ARE, Sweden — Italian skier Federica Brignone used a blistering second run to win the season’s penultimate women’s World Cup giant slalom Saturday and stay in contention for the discipline title.
Brignone needed to gain at least 36 points more than GS standings leader Lara Gut-Behrami did, and managed to do so with the help of first-run leader Sara Hector.
The Olympic GS champion from Sweden finished runner-up and pushed Gut-Behrami into third position. The Swiss star would have locked up the title if she had finished second.
But after winning four races this season, Gut-Behrami is still in a favorable position to clinch it next week, carrying a 95-point lead over Brignone into the season-ending GS at the World Cup finals in Austria. A race win is worth 100 points.
Mikaela Shiffrin sat out the race after recovering from knee injury, but the American star plans to return to racing at Sunday’s slalom.

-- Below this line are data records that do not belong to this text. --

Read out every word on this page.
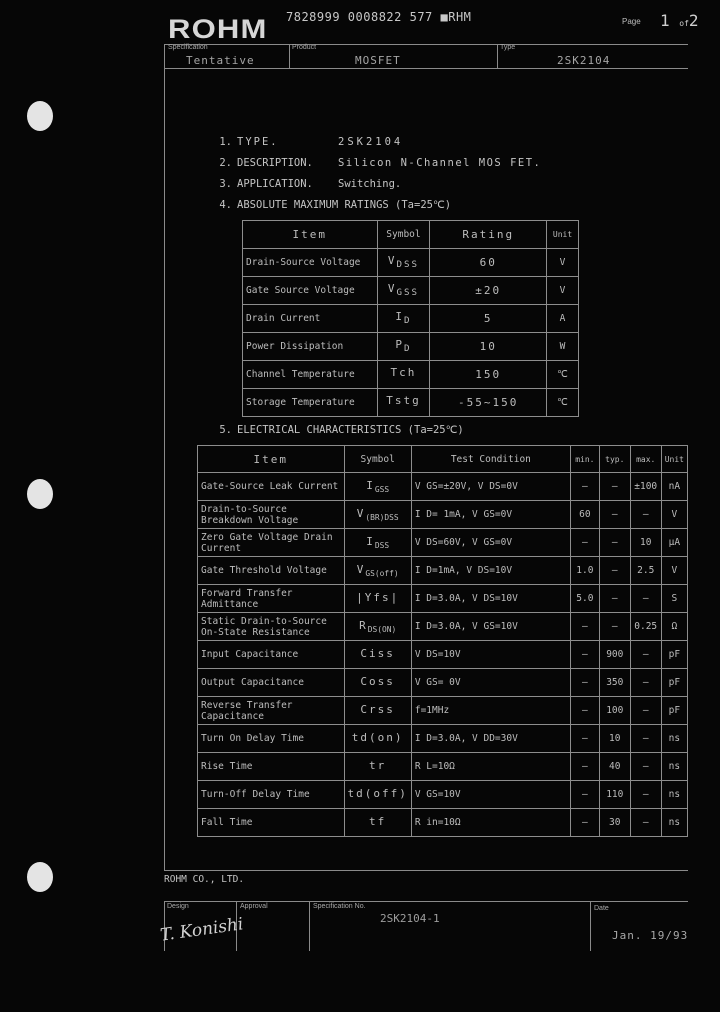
ROHM 7828999 0008822 577 ■RHM	Page 1 of2
Specification
Tentative
Product
MOSFET
Type
2SK2104
1. TYPE.	2SK2104
2. DESCRIPTION. Silicon N-Channel MOS FET.
3. APPLICATION. Switching.
4. ABSOLUTE MAXIMUM RATINGS (Ta=25℃)
Item	Symbol	Rating	Unit
Drain-Source Voltage	$V_{DSS}$	60	V
Gate Source Voltage	$V_{GSS}$	±20	V
Drain Current	$I_D$	5	A
Power Dissipation	$P_D$	10	W
Channel Temperature	Tch	150	℃
Storage Temperature	Tstg	-55~150	℃
5. ELECTRICAL CHARACTERISTICS (Ta=25℃)
Item	Symbol	Test Condition	min.	typ.	max.	Unit
Gate-Source Leak Current	$I_{GSS}$	V GS=±20V, V DS=0V	–	–	±100	nA
Drain-to-Source Breakdown Voltage	$V_{(BR)DSS}$	I D= 1mA, V GS=0V	60	–	–	V
Zero Gate Voltage Drain Current	$I_{DSS}$	V DS=60V, V GS=0V	–	–	10	μA
Gate Threshold Voltage	$V_{GS(off)}$	I D=1mA, V DS=10V	1.0	–	2.5	V
Forward Transfer Admittance	|Yfs|	I D=3.0A, V DS=10V	5.0	–	–	S
Static Drain-to-Source On-State Resistance	$R_{DS(ON)}$	I D=3.0A, V GS=10V	–	–	0.25	Ω
Input Capacitance	Ciss	V DS=10V	–	900	–	pF
Output Capacitance	Coss	V GS= 0V	–	350	–	pF
Reverse Transfer Capacitance	Crss	f=1MHz	–	100	–	pF
Turn On Delay Time	td(on)	I D=3.0A, V DD=30V	–	10	–	ns
Rise Time	tr	R L=10Ω	–	40	–	ns
Turn-Off Delay Time	td(off)	V GS=10V	–	110	–	ns
Fall Time	tf	R in=10Ω	–	30	–	ns
ROHM CO., LTD.
Design
T. Konishi
Approval	Specification No.
2SK2104-1
Date
Jan. 19/93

Gut-Behrami is also a strong favorite to win the overall title since Shiffrin didn’t race in the past six weeks, and the Swiss standout holds healthy leads in the downhill and super-G standings.
The only discipline Gut-Behrami cannot win is the slalom, where Shiffrin is likely to secure the season title upon her return on Sunday. It would be the American’s record-equaling eighth slalom globe.
On Saturday, Brignone was 1.16 off the lead after the first leg. But with a gutsy all-or-nothing run, the Italian posted the fastest second-run time for her 11th career GS win.
“The first run, I was not really happy with my run, I started really bad, I had no confidence,” Brignone said. “In the second run, I said to myself, ‘OK, you have to try everything.’ I tried my best and I’m so grateful and proud of what I did.”
Opening the floodlit race in light snowfall, Hector was near-flawless in an attacking first run on a course she skied “countless times” when she visited the local ski gymnasium in her junior years.
“It didn’t feel so easy, but it was good to start first,” said Hector, who was chasing her sixth career GS win and first since triumphing in Jasna, Slovakia in January.
Weather conditions improved for the second run, but the race jury had already decided by then to lower the start gate, which reduced run times by more than 10 seconds.
Austrian skier Katharina Liensberger had a nasty crash in the first run when she skied through a gate and lost balance, then fell backward with her helmet hitting the snow. Liensberger, the 2021 slalom world champion, stayed down for a minute, but ultimately stood up.